Por Josias de Souza
O curioso da lógica do governo de
Michel Temer é que ela tem cara de lógica, tem rugido de lógica, tem rabo de
lógica, mas é o mais puro absurdo. Graças à falta de sentido, Temer alcançou
uma proeza: tornou-se tão detestado quanto Dilma Rousseff. Antes de ser
afastada pela Câmara, no ano passado, Dilma era rejeitada por 63% dos
brasileiros. Apenas 13% aprovavam sua Presidência. O Datafolha informa que o prestígio de Temer também roça
a sarjeta. Sua taxa de rejeição é de 61%. O índice de aprovação é de irrisórios
9%.
O povo não gosta daquilo que não entende. E o governo capricha na falta de
nexo. Por exemplo: reza o discurso oficial que, se Temer trocar os ministros
acusados de corrupção, seus aliados darão o troco, travando as reformas no
Congresso. Sem as reformas, não haverá prosperidade. Logo, se Temer não for
condescendente com a ladroagem, o PIB não sai do abismo. Beleza. O diabo é que
uma das incomodações políticas do brasileiro, desde a época em que ainda havia
política no Brasil, é a sensação de que, nessa atividade, nada se perde, nada
se cria.
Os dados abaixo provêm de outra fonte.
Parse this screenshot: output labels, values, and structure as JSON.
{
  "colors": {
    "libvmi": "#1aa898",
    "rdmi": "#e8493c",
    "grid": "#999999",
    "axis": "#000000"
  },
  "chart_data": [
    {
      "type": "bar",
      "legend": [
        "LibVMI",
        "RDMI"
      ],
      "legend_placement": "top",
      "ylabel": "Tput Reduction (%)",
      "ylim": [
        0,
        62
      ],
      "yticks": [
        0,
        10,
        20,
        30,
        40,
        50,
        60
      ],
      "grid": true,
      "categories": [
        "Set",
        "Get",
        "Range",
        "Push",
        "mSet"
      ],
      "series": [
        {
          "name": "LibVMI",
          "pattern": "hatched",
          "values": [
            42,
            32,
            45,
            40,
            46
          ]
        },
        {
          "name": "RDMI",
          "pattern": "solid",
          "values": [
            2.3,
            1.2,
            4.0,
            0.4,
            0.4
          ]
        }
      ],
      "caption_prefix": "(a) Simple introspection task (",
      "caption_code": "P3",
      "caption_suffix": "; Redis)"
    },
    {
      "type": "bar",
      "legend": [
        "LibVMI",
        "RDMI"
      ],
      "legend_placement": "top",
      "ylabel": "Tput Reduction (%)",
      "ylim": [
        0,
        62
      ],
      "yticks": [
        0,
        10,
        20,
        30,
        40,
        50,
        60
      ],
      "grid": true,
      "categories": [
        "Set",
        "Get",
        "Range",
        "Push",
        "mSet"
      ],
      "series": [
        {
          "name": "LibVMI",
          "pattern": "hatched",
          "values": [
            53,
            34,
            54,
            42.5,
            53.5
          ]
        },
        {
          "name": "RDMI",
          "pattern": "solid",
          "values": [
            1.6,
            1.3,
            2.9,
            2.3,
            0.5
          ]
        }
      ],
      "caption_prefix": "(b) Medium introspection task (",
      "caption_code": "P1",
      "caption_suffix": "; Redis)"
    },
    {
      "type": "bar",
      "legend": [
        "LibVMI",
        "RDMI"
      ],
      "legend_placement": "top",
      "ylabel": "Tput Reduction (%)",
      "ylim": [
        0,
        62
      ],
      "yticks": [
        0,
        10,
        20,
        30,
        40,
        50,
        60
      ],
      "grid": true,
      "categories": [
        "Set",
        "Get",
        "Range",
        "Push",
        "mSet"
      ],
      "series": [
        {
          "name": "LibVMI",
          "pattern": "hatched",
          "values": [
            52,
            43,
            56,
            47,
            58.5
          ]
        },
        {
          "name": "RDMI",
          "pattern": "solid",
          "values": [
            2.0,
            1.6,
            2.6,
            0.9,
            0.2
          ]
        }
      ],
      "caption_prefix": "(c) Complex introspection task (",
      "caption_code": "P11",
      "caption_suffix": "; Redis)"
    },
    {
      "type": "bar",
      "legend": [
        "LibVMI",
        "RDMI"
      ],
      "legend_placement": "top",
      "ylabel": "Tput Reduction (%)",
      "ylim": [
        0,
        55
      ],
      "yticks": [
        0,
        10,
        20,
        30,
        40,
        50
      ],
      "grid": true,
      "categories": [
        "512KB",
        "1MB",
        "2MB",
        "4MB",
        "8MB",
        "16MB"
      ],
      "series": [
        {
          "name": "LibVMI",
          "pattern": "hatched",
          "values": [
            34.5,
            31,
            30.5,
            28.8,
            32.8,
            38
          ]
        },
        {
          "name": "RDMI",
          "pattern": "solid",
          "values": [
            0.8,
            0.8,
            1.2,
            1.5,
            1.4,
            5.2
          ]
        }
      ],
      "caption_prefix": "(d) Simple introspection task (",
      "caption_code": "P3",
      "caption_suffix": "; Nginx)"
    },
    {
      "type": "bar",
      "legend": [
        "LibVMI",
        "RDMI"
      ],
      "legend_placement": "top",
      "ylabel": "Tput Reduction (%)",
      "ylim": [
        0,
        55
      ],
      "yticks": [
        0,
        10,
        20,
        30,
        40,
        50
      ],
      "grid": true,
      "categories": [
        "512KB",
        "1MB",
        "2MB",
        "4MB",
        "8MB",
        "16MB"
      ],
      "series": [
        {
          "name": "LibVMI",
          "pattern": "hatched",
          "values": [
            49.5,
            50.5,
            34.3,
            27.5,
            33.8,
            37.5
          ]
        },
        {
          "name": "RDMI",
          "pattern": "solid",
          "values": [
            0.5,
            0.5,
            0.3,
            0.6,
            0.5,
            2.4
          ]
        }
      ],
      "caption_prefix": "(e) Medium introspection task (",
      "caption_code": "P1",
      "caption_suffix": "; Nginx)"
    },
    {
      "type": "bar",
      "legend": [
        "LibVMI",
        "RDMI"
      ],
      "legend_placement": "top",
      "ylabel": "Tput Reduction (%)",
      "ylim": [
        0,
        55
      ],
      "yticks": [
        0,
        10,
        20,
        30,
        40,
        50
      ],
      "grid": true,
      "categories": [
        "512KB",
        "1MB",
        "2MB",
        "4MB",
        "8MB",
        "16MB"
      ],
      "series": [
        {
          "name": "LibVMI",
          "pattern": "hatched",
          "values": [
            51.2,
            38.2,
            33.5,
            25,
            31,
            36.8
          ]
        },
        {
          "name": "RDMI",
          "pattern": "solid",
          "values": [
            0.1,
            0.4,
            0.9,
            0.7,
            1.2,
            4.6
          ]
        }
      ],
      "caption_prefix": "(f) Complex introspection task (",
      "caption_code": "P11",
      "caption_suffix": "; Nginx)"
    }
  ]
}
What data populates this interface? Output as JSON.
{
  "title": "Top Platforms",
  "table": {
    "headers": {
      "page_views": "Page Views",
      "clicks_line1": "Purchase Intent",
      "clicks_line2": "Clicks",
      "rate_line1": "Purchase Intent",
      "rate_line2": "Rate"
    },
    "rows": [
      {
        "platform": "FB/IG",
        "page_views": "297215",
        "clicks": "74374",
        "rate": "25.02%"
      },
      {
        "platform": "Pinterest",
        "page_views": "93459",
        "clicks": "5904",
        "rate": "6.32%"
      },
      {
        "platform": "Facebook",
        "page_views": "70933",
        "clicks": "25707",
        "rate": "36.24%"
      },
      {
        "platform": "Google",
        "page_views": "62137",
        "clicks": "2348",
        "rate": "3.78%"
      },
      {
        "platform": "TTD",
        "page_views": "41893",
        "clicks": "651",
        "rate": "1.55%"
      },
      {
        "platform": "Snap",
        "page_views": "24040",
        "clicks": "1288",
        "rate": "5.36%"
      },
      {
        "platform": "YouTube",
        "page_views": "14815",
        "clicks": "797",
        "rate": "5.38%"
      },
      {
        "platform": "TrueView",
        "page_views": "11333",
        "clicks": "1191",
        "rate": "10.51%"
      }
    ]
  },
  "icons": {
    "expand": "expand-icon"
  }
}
Tudo se corrompe.
Os indicadores oficiais sinalizam que, sob Temer, o governo parou de cavar
o buraco em que Dilma enfiara a economia. Mas a pujança do desemprego esclarece
que os resultados, se vierem, demorarão a chegar. Encontram-se no olho da rua
14,2 milhões de patrícios. E o governo, na sua lógica do aburdo, espera que
todos compreendam que qualquer um pode perder o contracheque, menos os
ministros que respondem a inquérito no Supremo Tribunal Federal.
Simultaneamente, Temer pede compreensão para uma reforma da Previdência que 71% dos brasileiros rejeitam e para mudanças na
CLT que 60% enxergam
como coisa benéfica para os patrões.
Pregoeiro da nova ordem, Temer conserva os pés enfiados no lodo da velha
desordem. Em todas as suas entrevistas, o presidente divide-se entre a defesa
de suas reformas impopulares e o mantra que elaborou para justificar o convívio
com o lixão da Lava Jato. Investigação não é denúncia, argumenta Temer, em
defesa dos ministros encrencados. Denúncia tampouco é ação penal. Demissão? Só
depois que o ministros virarem réus. Como isso pode demorar uns dois anos, só
sai quem quiser, na data que preferir.
Na época em que o presidente deposto se chamava Fernando Collor e o
substituto-tampão atendia pelo nome de Itamar Franco, o chefe da Casa Civil foi
licenciado do cargo depois que seu nome — Henrique Hargreaves — soou numa CPI. Só
retornou à poltrona após demonstrar sua inocência. Agora que ficou sabendo que
a política foi comprada pelo departamento de propinas da Odebrecht, o
brasileiro tende a ser mais intransigente. Não é que ele seja contra a
imbecilidade retórica. Apenas não suporta a ideia de continuar fazendo papel de
imbecil.
Na série histórica das pesquisas do Datafolha, a menor taxa de aprovação
desde a redemocratização do país pertence a Dilma. Foi alcançada em agosto de
2015, quando apenas 8% dos brasileiros avaliaram o seu governo como ótimo ou
bom. Quando o índice ganhou as manchetes, Temer, ainda na pele de vice, fez um
vaticínio: ''Ninguém vai resistir três anos e meio com esse índice baixo” de 7%
ou 8% de popularidade. Agora, já investido no papel de versa, Temer soma 9% de
ótimo e bom.
Com a imagem carbonizada, o substituto constitucional de Dilma talvez
sinta a necessidade de interrogar o espelho: como resistir até 2018? E a imagem
refletida responderá: sua sorte é não ter um vice.